Lakes and streams are particularly sensitive to the ecological impacts of climate forcing, and several long time-series have shown a close coupling between climate, lake thermal properties and individual organism physiology, population abundance, community structure, and food-web dynamics. Thus, understanding the complex interplay between meteorological forcing, hydrological variability, and ecosystem functioning is essential basic knowledge for assisting risk assessment and water resource/fisheries management. During the last three years, several colleagues and I have shown the effects of climate variability on the Lake Washington thermal structure, timing of the spring bloom, coupling of the trophic interactions between phytoplankton and zooplankton, interspecific niche differentiation, and the sockeye salmon (Oncorhynchus nerka) behavioral patterns. I plan to continue this research and investigate the effects of climate variability on the North American lake ecosystem phenology. I hope to use for this study several of the most renowned Canadian freshwater monitoring programs with uniquely detailed records for weather conditions, hydrological flows and physical, chemical and biological variables. My plan is to develop novel modeling techniques (Bayesian Hierarchical/Dynamic Linear Models, Structural Equation Modeling) to detect spatiotemporal trends in the physical structure, water chemistry and the food-web dynamics of North American lake ecosystems. This combination of mechanistic and empirical approaches is often highlighted as the optimal modeling framework to study how climate signals cascade through natural ecosystems, and how they shape abiotic variability and/or biotic responses. Plankton communities will be a central component of this research due to the socioeconomic impacts of their potential structural shifts (e.g., bottom-up forcing on commercially exploited fish stocks) and their complex interactions with the atmospheric CO2. My research acknowledges the importance of two complementary directions of research: firstly, the need to elucidate the wide array of in-lake processes that are likely to be affected by the climate change; and, secondly, the need to examine the heterogeneity in responses between different waterbodies. The rational of this approach and its importance for dealing with uncertainty in ecological forecasts is advocated by several recent review papers.

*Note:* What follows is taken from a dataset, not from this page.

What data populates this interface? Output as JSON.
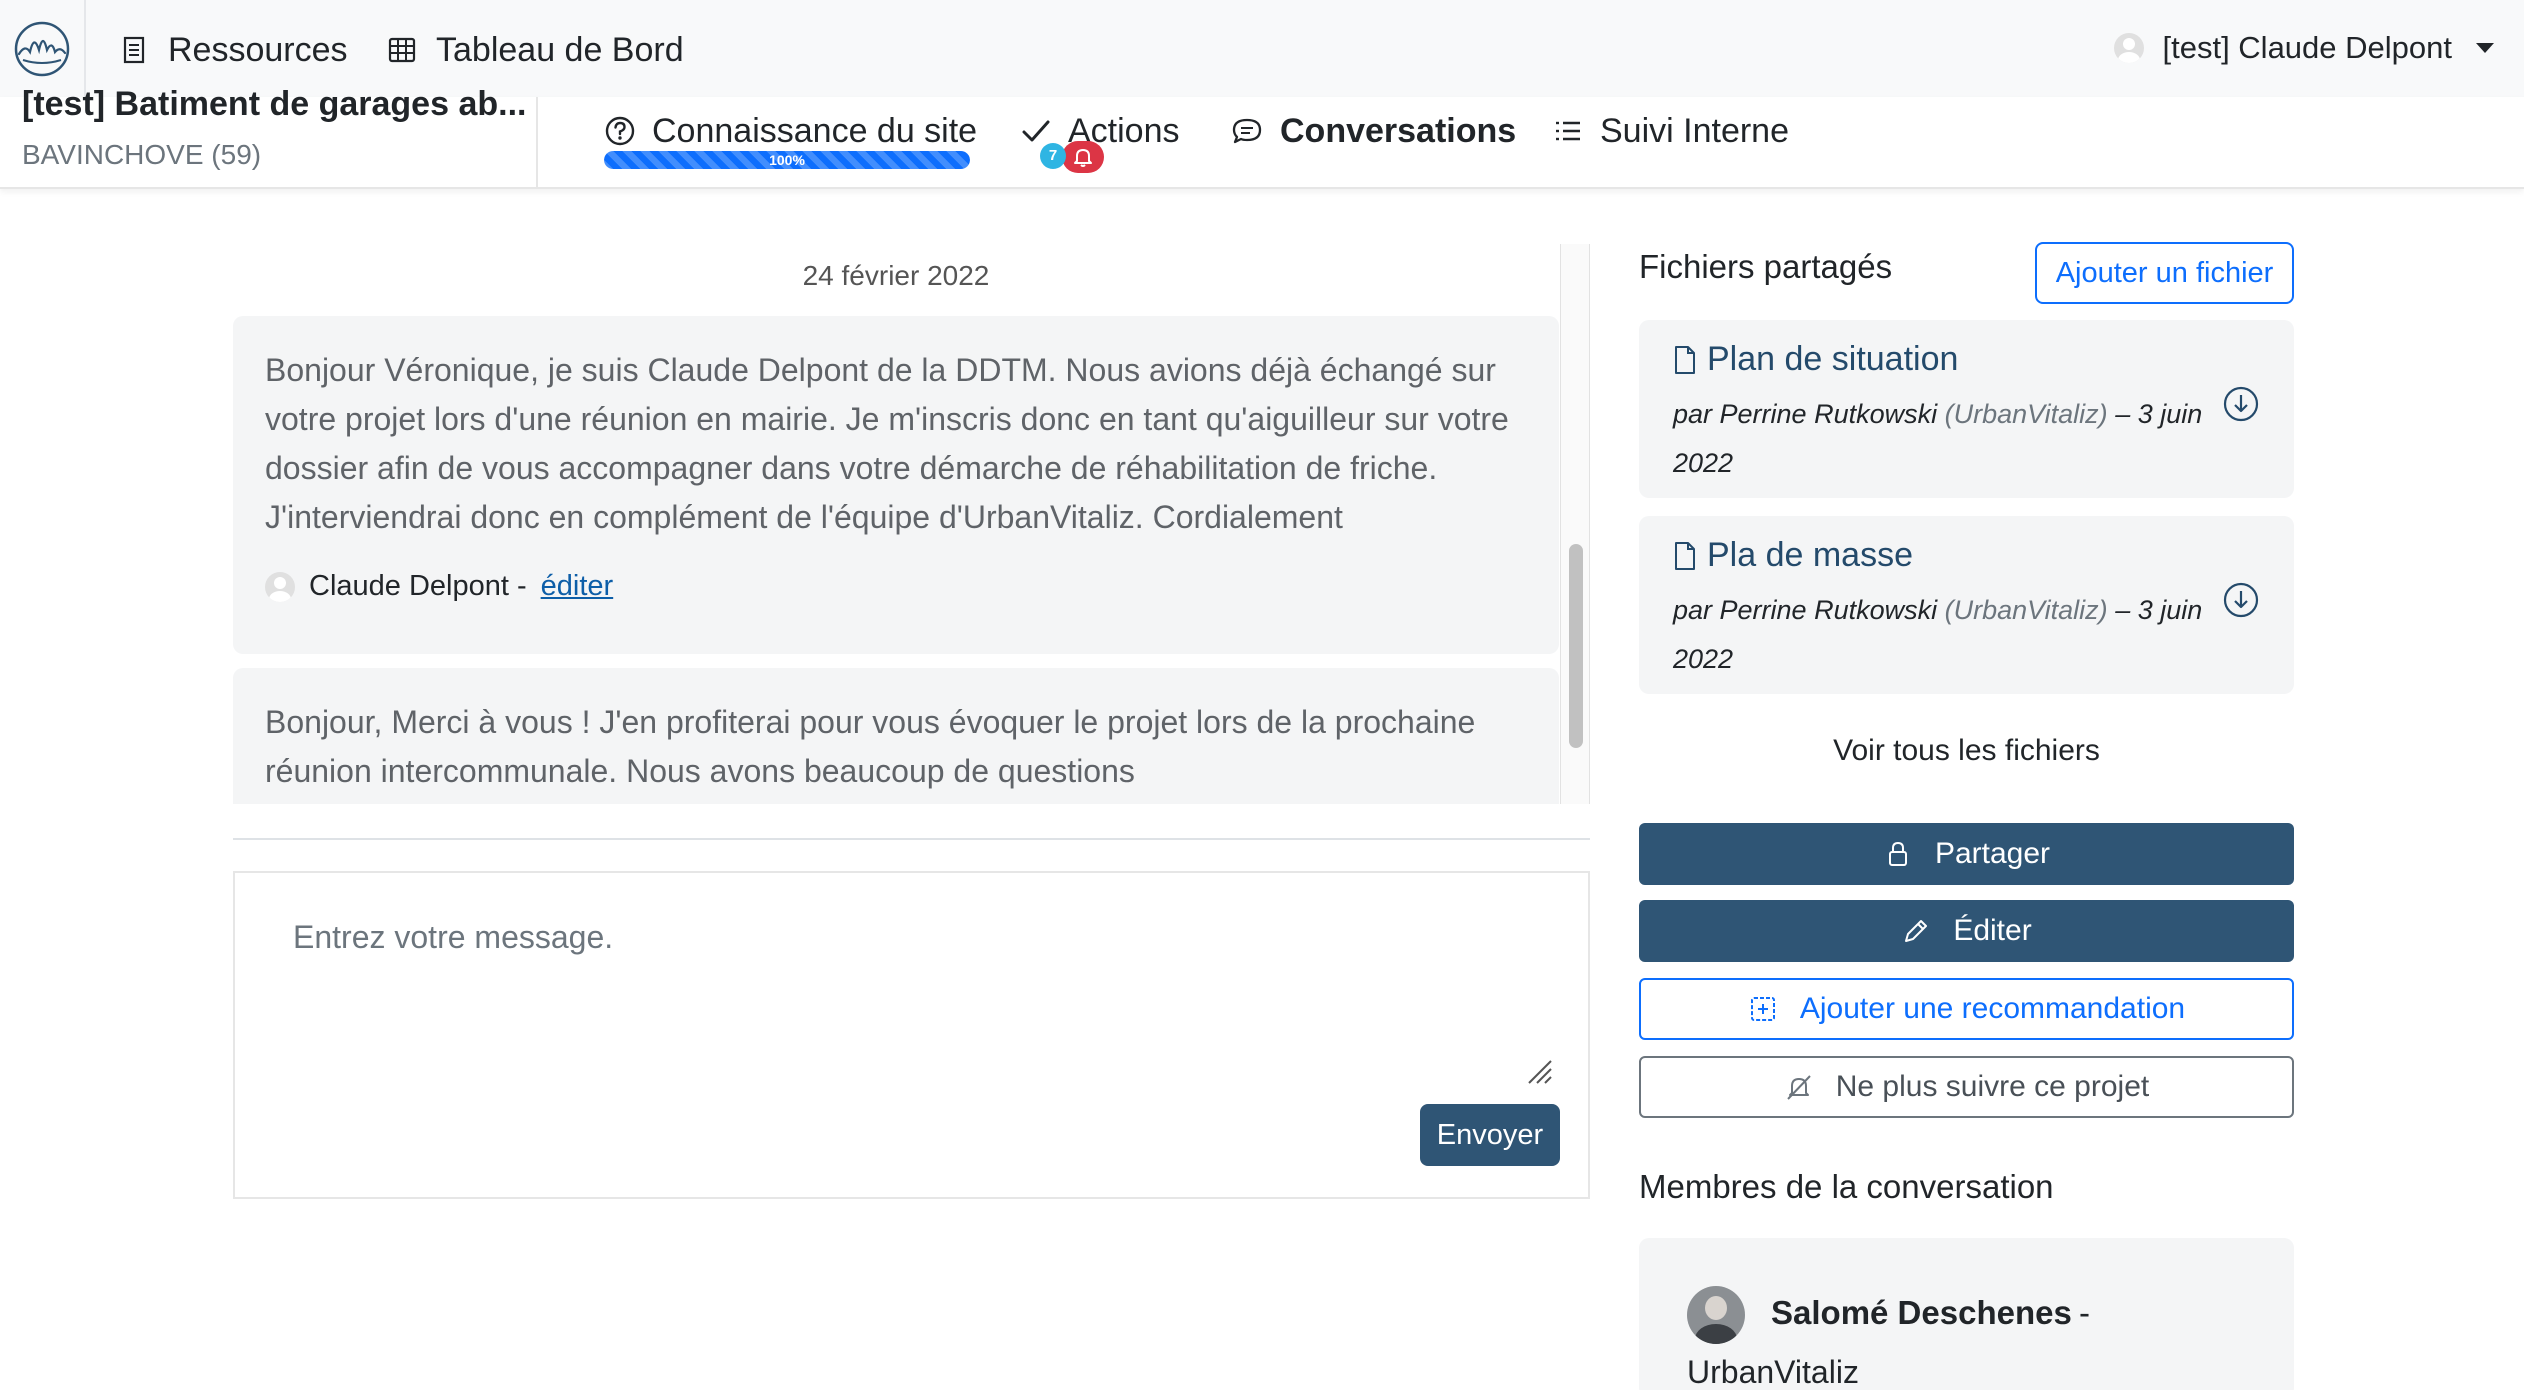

I also collaborate with colleagues (Professor S.K. Golfinopoulos and Professor A.D. Nikolaou) from the University of the Aegean, Greece, to develop quantitative tools (statistical and dynamic models) for predicting the formation of chlorination by-products in water treatment plants. Currently, our focus is the improvement of an earlier dynamic modeling approach, where the water treatment plant is represented as a mixed flow reactor and the formation of total trihalomethanes (TTHM) is predicated on a generalized reaction of total halogens with an organic precursor. The combination of a steady-state approach with Bayesian updating seems to be a promising framework.